Her own response: raindrops slapping hard

against the bedroom window. Alone only a short time,
they rocked the bed frame into the wall. Chipped green flecks
along the metal. Where it stayed. Was I even an afterthought,

tiny miracle hurtling towards the uterus, dividing cells
moment by moment, there in an instant. This is the large man
I should call father because they made me, even as he got up

and dressed, returned to the living room to a pitcher
of martinis, leaving his cloudy presence and his accidental
creation. And the next afternoon. I never met him.

Visiting Muncie, the old college pal and family from nearly
a decade earlier, left town after a couple of days. Never returned.
Especially when my parents awkwardly announced my arrival.

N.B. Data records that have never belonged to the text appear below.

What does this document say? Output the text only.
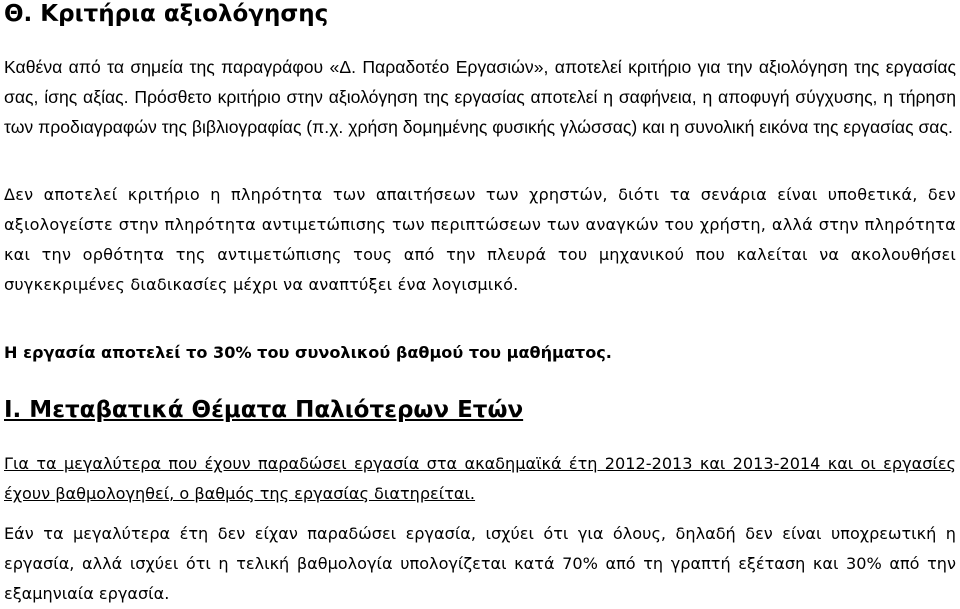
Θ. Κριτήρια αξιολόγησης

Καθένα από τα σημεία της παραγράφου «Δ. Παραδοτέο Εργασιών», αποτελεί κριτήριο για την αξιολόγηση της εργασίας σας, ίσης αξίας. Πρόσθετο κριτήριο στην αξιολόγηση της εργασίας αποτελεί η σαφήνεια, η αποφυγή σύγχυσης, η τήρηση των προδιαγραφών της βιβλιογραφίας (π.χ. χρήση δομημένης φυσικής γλώσσας) και η συνολική εικόνα της εργασίας σας.

Δεν αποτελεί κριτήριο η πληρότητα των απαιτήσεων των χρηστών, διότι τα σενάρια είναι υποθετικά, δεν αξιολογείστε στην πληρότητα αντιμετώπισης των περιπτώσεων των αναγκών του χρήστη, αλλά στην πληρότητα και την ορθότητα της αντιμετώπισης τους από την πλευρά του μηχανικού που καλείται να ακολουθήσει συγκεκριμένες διαδικασίες μέχρι να αναπτύξει ένα λογισμικό.

Η εργασία αποτελεί το 30% του συνολικού βαθμού του μαθήματος.

Ι. Μεταβατικά Θέματα Παλιότερων Ετών

Για τα μεγαλύτερα που έχουν παραδώσει εργασία στα ακαδημαϊκά έτη 2012-2013 και 2013-2014 και οι εργασίες έχουν βαθμολογηθεί, ο βαθμός της εργασίας διατηρείται.

Εάν τα μεγαλύτερα έτη δεν είχαν παραδώσει εργασία, ισχύει ότι για όλους, δηλαδή δεν είναι υποχρεωτική η εργασία, αλλά ισχύει ότι η τελική βαθμολογία υπολογίζεται κατά 70% από τη γραπτή εξέταση και 30% από την εξαμηνιαία εργασία.
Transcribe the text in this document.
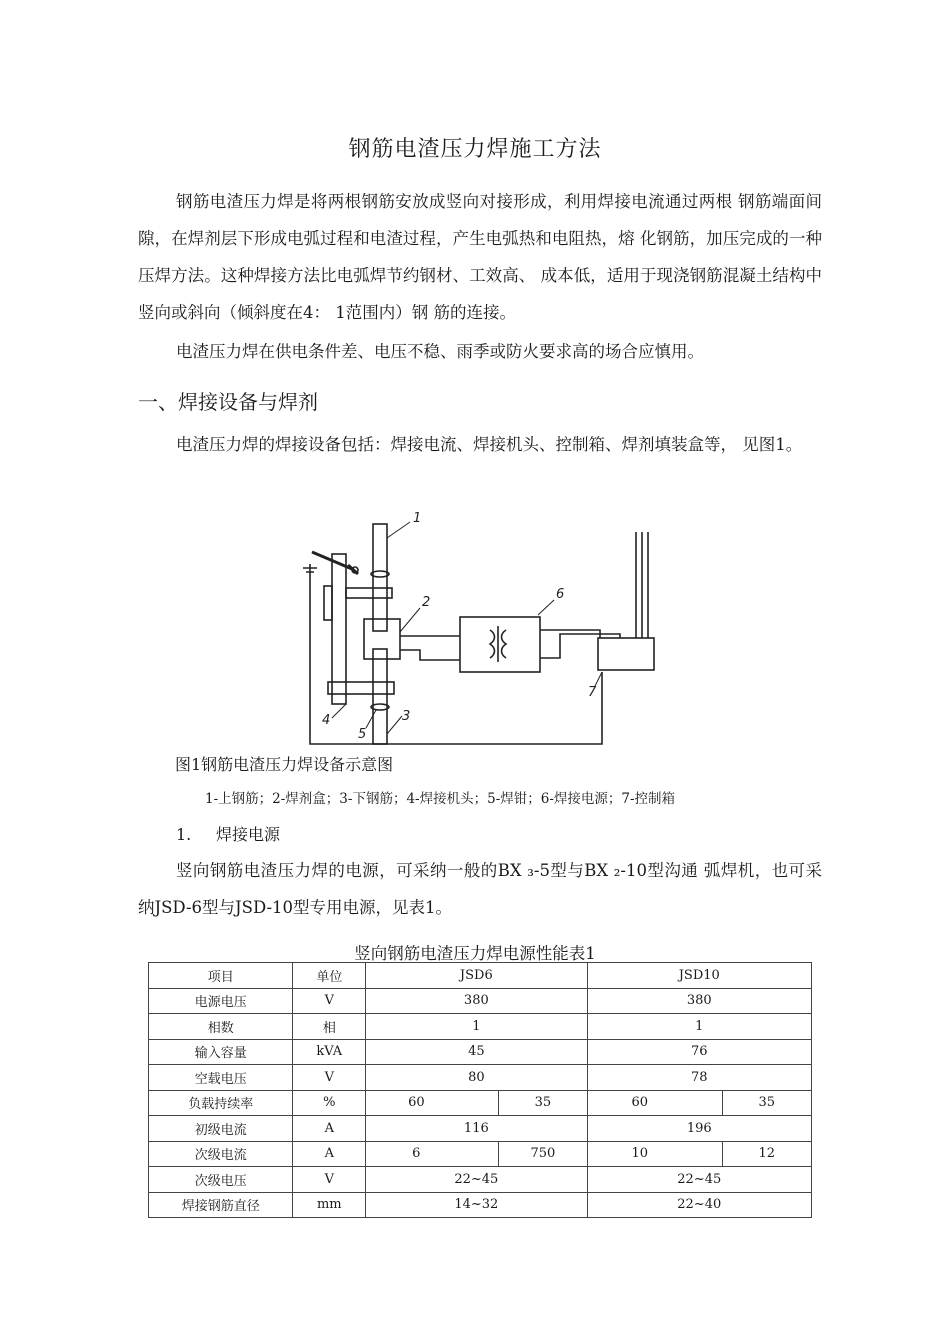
钢筋电渣压力焊施工方法

钢筋电渣压力焊是将两根钢筋安放成竖向对接形成，利用焊接电流通过两根 钢筋端面间隙，在焊剂层下形成电弧过程和电渣过程，产生电弧热和电阻热，熔 化钢筋，加压完成的一种压焊方法。这种焊接方法比电弧焊节约钢材、工效高、 成本低，适用于现浇钢筋混凝土结构中竖向或斜向（倾斜度在4： 1范围内）钢 筋的连接。

电渣压力焊在供电条件差、电压不稳、雨季或防火要求高的场合应慎用。

一、焊接设备与焊剂

电渣压力焊的焊接设备包括：焊接电流、焊接机头、控制箱、焊剂填装盒等， 见图1。

1
2
3
4
5
6
7

图1钢筋电渣压力焊设备示意图

1-上钢筋；2-焊剂盒；3-下钢筋；4-焊接机头；5-焊钳；6-焊接电源；7-控制箱

1. 焊接电源

竖向钢筋电渣压力焊的电源，可采纳一般的BX ₃-5型与BX ₂-10型沟通 弧焊机，也可采纳JSD-6型与JSD-10型专用电源，见表1。

竖向钢筋电渣压力焊电源性能表1

项目	单位	JSD6		JSD10	
电源电压	V	380		380	
相数	相	1		1	
输入容量	kVA	45		76	
空载电压	V	80		78	
负载持续率	%	60	35	60	35
初级电流	A	116		196	
次级电流	A	6	750	10	12
次级电压	V	22~45		22~45	
焊接钢筋直径	mm	14~32		22~40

Oh baby, sweet baby, the man counted backwards to stormy days.
In a panic, the man nervously deserted me forever. And the one
whose name I bear? He never told me of deception,

that I belonged to another. Just stroked my girlhood flesh
in his arms, his little blessing. Proof of who my daddy
was. Years after his death, my desperate childhood

reeling towards the big man who also was dead by then.
Left behind my half-brother and half-sister, and I ached
to drop into their limited Peoria lives. Demand look at me,

I’m the image of your father and what’s a normal life?
There’s so much I long to know. Did they call him daddy
or dad? Did he spoil them with some kind of love? I want

to hear he was just an ordinary joe, you know, the kind
who loved his children most of all.
Never difficult, the kind
of guy who lived an ordinary life, ordinary death.

My mother was finally abandoned by my father, nothing to do
with my conception. Think of the storm that slicked two bodies.
I arrived from afternoons of violence, of longing, of rapture.